Foi dessa forma eliminada uma das principais ameaças a esta pradaria – “ou mesmo a principal ameaça” – uma vez que o cabo fustigava e arrasava as ervas marinhas numa vasta área em redor. Num mergulho que deram logo no dia seguinte, Raquel e outros membros da equipa constataram isso mesmo: “No local onde se encontrava o cabo, é como se tivesse sido aberto um estradão num campo de relva”, descreve a bióloga.
Uma área “muito fininha” e emblemática
E não se pense que esse impacto é coisa pouca, quando estamos a falar de uma pradaria com cerca de três quilómetros de comprimento, mas “muito fininha”, que está limitada pelas condições de que precisam as ervas marinhas para sobreviver . Esta é uma “área emblemática” para a erva marinha Cymodocea nodosa, e onde também ocorrem a Zostera marina e a Zostera noltei. “Aqui estas plantas não conseguem viver em águas muito profundas, abaixo dos 4,5 metros de profundidade, pois as águas turvas do estuário bloqueiam a luz solar de que precisam para realizar a fotossíntese”, descreve Raquel Gaspar.
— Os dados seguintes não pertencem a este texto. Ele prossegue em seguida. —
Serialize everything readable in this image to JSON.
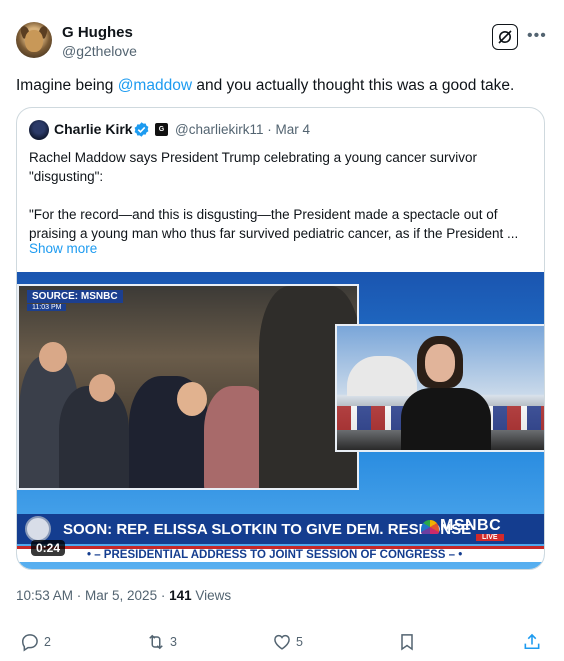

Ainda assim, lá em baixo existe muita vida, como demonstram as muitas espécies que os biólogos encontraram no cabo que tinham tirado do fundo da pradaria. Raquel enumera uma longa lista: “Cavalos marinhos, retirados previamente; algas verdes, castanhas e vermelhas; anelídeos, incluindo o espirógrafo (animais invertebrados da classe das poliquetas); moluscos com concha, como o quítone e o búzio pé-de-pelicano; ovos de choco e de raia; anémonas, esponjas, ascídeas; peixes (encharrocos, peixes-ventosa); caranguejos; estrelas-do-mar.”
Com a retirada do cabo já concluída, a equipa do projecto está agora focada numa solução para o problema das 29 poias de amarração no ancoradouro, dentro da área da pradaria Soltróia. É assim que são chamados os blocos de cimento com cabo e uma bóia – ou por vezes pneus cheios com cimento – usados para as embarcações de pesca atracarem.
“Ao longo do mês de Março – adianta a bióloga – estamos a contactar os proprietários das embarcações com o objectivo de encontrar uma solução para diminuir ou eliminar a destruição da pradaria pelos cabos de amarrações das poitas e dos próprios barcos”.
A solução deverá traduzir-se na passagem das amarrações para uma zona mais profunda, onde a pradaria não está presente, ou então pela colocação de bóias diferentes que esticam os cabos e diminuem o respectivo impacto, que são conhecidas como “bóias amigas das pradarias”.
Restauro activo prestes a começar
Entretanto, a primeira campanha de restauro activo nesta pradaria acontece já na próxima semana, entre os dias 29 e 31 de Março.
Raquel Gaspar explica que esse restauro será feito “através da estabilização do sedimento, preenchendo as zonas afundadas pelo cabo, pelo redireccionamento de rizomas para as plantas crescerem na direcção da zona nua e eventual pelo transplante de plantas da mesma pradaria”. Esses trabalhos vão ser feitos por investigadores do CCMAR, no âmbito da parceria com a Ocean Alive.